Barrels from Bordeaux’s Château Haut-Brion at Bruichladdich Distillery (Photo by Jonny McCormick)

Lesson 4: Nice Guys Finish First

Finishing was independently devised in the early 1980s for the Balvenie Classic and Glenmorangie 1963 by William Grant & Sons and the Glenmorangie Company respectively. Balvenie’s pioneer David Stewart never considered his actions particularly revolutionary, but the malt master’s actions still resonate through the industry to this day. Dr. Bill Lumsden at Glenmorangie is principally recognized as a key leader in the movement. No one did more than Lumsden to popularize and normalize it. Cask finishing has proven to be one of the most fertile areas of whisky innovation, but like any new initiative, this change in method was eyed with suspicion from some quarters. Some distilleries eschewed the practice entirely. For example, George Grant of Glenfarclas once ran an advertisement with the tagline, “We don’t need to finish our whisky, but you can.” As the practice gathered momentum across the industry, increasing numbers of new expressions hit the shelves. This is no passing trend: finishing is here to stay.
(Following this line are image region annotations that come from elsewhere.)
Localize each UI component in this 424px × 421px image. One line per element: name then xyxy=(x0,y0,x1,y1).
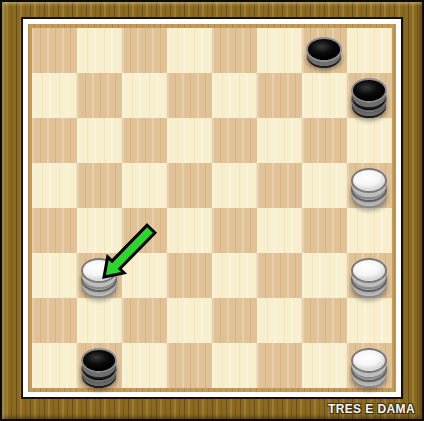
board-square[interactable] xyxy=(32,118,77,163)
board-margin xyxy=(28,24,396,392)
board-square[interactable] xyxy=(167,118,212,163)
board-square[interactable] xyxy=(257,163,302,208)
board-square[interactable] xyxy=(32,298,77,343)
board-square[interactable] xyxy=(347,118,392,163)
board-square[interactable] xyxy=(32,28,77,73)
board-square[interactable] xyxy=(212,253,257,298)
board-square[interactable] xyxy=(77,298,122,343)
board-square[interactable] xyxy=(122,118,167,163)
board-square[interactable] xyxy=(32,73,77,118)
checker-black-king[interactable] xyxy=(347,73,392,118)
checkers-diagram: TRES E DAMA xyxy=(0,0,424,421)
piece-disc xyxy=(351,348,387,373)
board-square[interactable] xyxy=(347,28,392,73)
board-square[interactable] xyxy=(302,208,347,253)
board-square[interactable] xyxy=(32,253,77,298)
board-square[interactable] xyxy=(257,28,302,73)
board-square[interactable] xyxy=(167,208,212,253)
board-square[interactable] xyxy=(257,118,302,163)
checker-black-king[interactable] xyxy=(77,343,122,388)
piece-disc xyxy=(351,168,387,193)
board-square[interactable] xyxy=(257,253,302,298)
board-square[interactable] xyxy=(77,118,122,163)
checker-white-king[interactable] xyxy=(347,343,392,388)
wooden-frame: TRES E DAMA xyxy=(2,2,422,419)
board-square[interactable] xyxy=(212,298,257,343)
board-square[interactable] xyxy=(122,208,167,253)
board-square[interactable] xyxy=(212,28,257,73)
piece-disc xyxy=(81,258,117,283)
board-square[interactable] xyxy=(257,73,302,118)
board-square[interactable] xyxy=(302,118,347,163)
frame-black-border xyxy=(21,17,403,399)
board-square[interactable] xyxy=(32,208,77,253)
piece-disc xyxy=(81,348,117,373)
piece-disc xyxy=(306,37,342,62)
board-square[interactable] xyxy=(257,208,302,253)
board-square[interactable] xyxy=(257,298,302,343)
board-square[interactable] xyxy=(302,298,347,343)
board-square[interactable] xyxy=(347,298,392,343)
board-square[interactable] xyxy=(302,73,347,118)
checker-black-man[interactable] xyxy=(302,28,347,73)
board-square[interactable] xyxy=(167,73,212,118)
board-square[interactable] xyxy=(122,28,167,73)
board-square[interactable] xyxy=(167,253,212,298)
frame-white-border xyxy=(23,19,401,397)
board-square[interactable] xyxy=(302,253,347,298)
watermark-label: TRES E DAMA xyxy=(328,402,415,416)
board-square[interactable] xyxy=(77,73,122,118)
board-square[interactable] xyxy=(167,343,212,388)
board-square[interactable] xyxy=(77,208,122,253)
board-square[interactable] xyxy=(167,298,212,343)
board-square[interactable] xyxy=(212,73,257,118)
board-square[interactable] xyxy=(122,253,167,298)
board-square[interactable] xyxy=(257,343,302,388)
checker-white-king[interactable] xyxy=(77,253,122,298)
board-square[interactable] xyxy=(32,343,77,388)
board-square[interactable] xyxy=(347,208,392,253)
board-square[interactable] xyxy=(77,163,122,208)
board-square[interactable] xyxy=(122,73,167,118)
board-square[interactable] xyxy=(212,163,257,208)
board-square[interactable] xyxy=(77,28,122,73)
board-square[interactable] xyxy=(122,343,167,388)
board-square[interactable] xyxy=(212,208,257,253)
checkers-board xyxy=(32,28,392,388)
board-square[interactable] xyxy=(167,163,212,208)
board-square[interactable] xyxy=(212,343,257,388)
board-square[interactable] xyxy=(302,343,347,388)
checker-white-king[interactable] xyxy=(347,253,392,298)
board-square[interactable] xyxy=(167,28,212,73)
checker-white-king[interactable] xyxy=(347,163,392,208)
board-square[interactable] xyxy=(122,298,167,343)
piece-disc xyxy=(351,78,387,103)
board-square[interactable] xyxy=(302,163,347,208)
board-square[interactable] xyxy=(32,163,77,208)
board-square[interactable] xyxy=(122,163,167,208)
board-square[interactable] xyxy=(212,118,257,163)
piece-disc xyxy=(351,258,387,283)
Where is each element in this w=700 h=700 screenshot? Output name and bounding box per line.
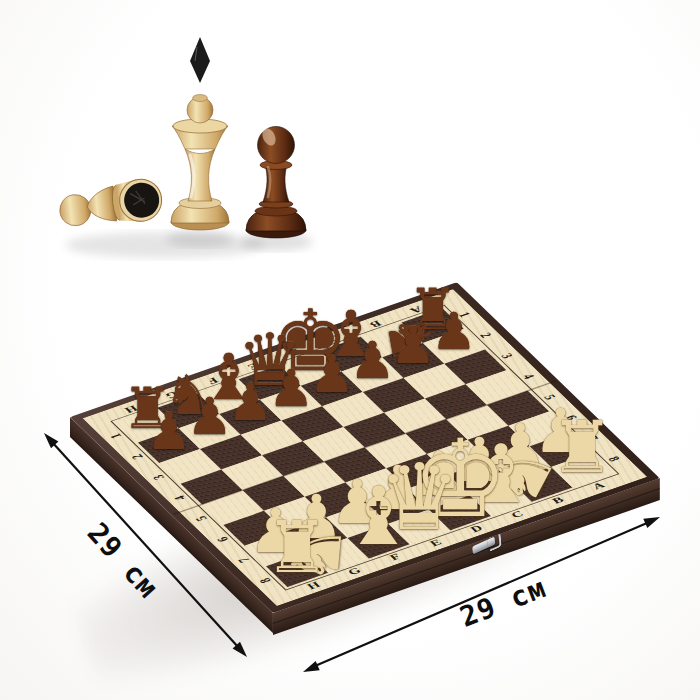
loose-chess-pieces-illustration — [15, 15, 325, 265]
loose-light-king — [171, 37, 229, 230]
loose-light-pawn-lying — [57, 177, 163, 229]
loose-dark-pawn — [246, 126, 306, 238]
product-photo-stage: HGFEDCBAHGFEDCBA1234567812345678 ♜♞♝♛♚♝♞… — [0, 0, 700, 700]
Lesson 5: A Finish by Any Other Name

Finishing has become the most widely understood term for this practice, although others have their own ideas. Bruichladdich coined the acronym “A.C.E.,” standing for Additional Cask Enhancement, arguing that the term ‘finishing’ had negative connotations, although ‘A.C.E.ing a cask’ always looked a little clumsy when written down. Glenmorangie went with Extra Matured and Diageo chose Double Matured; both sounded more like a description of aged cheddar than whisky. With distinctions including Blood Oak, Noble Oak, Heartwood, and Triple Cask on the shelf these days, the greatest challenge for the contemporary whisky drinker is deciphering the label information to spot the finished whiskies; sometimes, you can’t see the wood for the cheese. Finishing might not be everyone’s preferred term, but it is the most popular among distillers and consumers.

Lesson 6: We’re All Finished

In addition to Glenmorangie and Balvenie, Arran, BenRiach, Bruichladdich, Edradour, GlenDronach, Laphroaig, Tullibardine, and Tomatin are leading the way in finishing single malts. Berry Bros. & Rudd, fine wine merchants for more than 300 years, recently served up the Glenrothes Dow’s Cask 1992, their first-ever port-finished expression, with a promise of more wine-finished Glenrothes to come. (Ed. Since this article was written, Berry Bros. & Rudd has sold Glenrothes to Edrington.)

Although whisky finishing was a Scottish invention, you can draw a straight line between the early pioneers and the work of distillers around the world. The late Lincoln Henderson used port cask finishing on Angel’s Envy, Parker Beam deployed a Cognac barrel finish for his annual Heritage Collection release in 2011, Drew Kulsveen released a curaçao finished Willett rye, and distiller Dave Pickerell has had a hand in introducing finishes to WhistlePig and Hillrock. Outside of Scotland, distillers are not bound by the Scotch Whisky Association rules of traditional practice, and can freely express themselves through fantastic cask varieties. Given the ready access to port and wine casks, there is a flourishing finishing scene in the Australian whisky industry. In Sweden, Mackmyra master blender Angela D’Orazio has played with a miscellany of finishes, including Barbados rum, Scottish ale, birch-sap wine, cloudberry wine, glühwine, and a Swedish wine made from lingonberry and blueberry called Jaktvin. With a seemingly endless supply of creative casks, one thing is certain: the outpouring of these fanciful whiskies remains far from finished.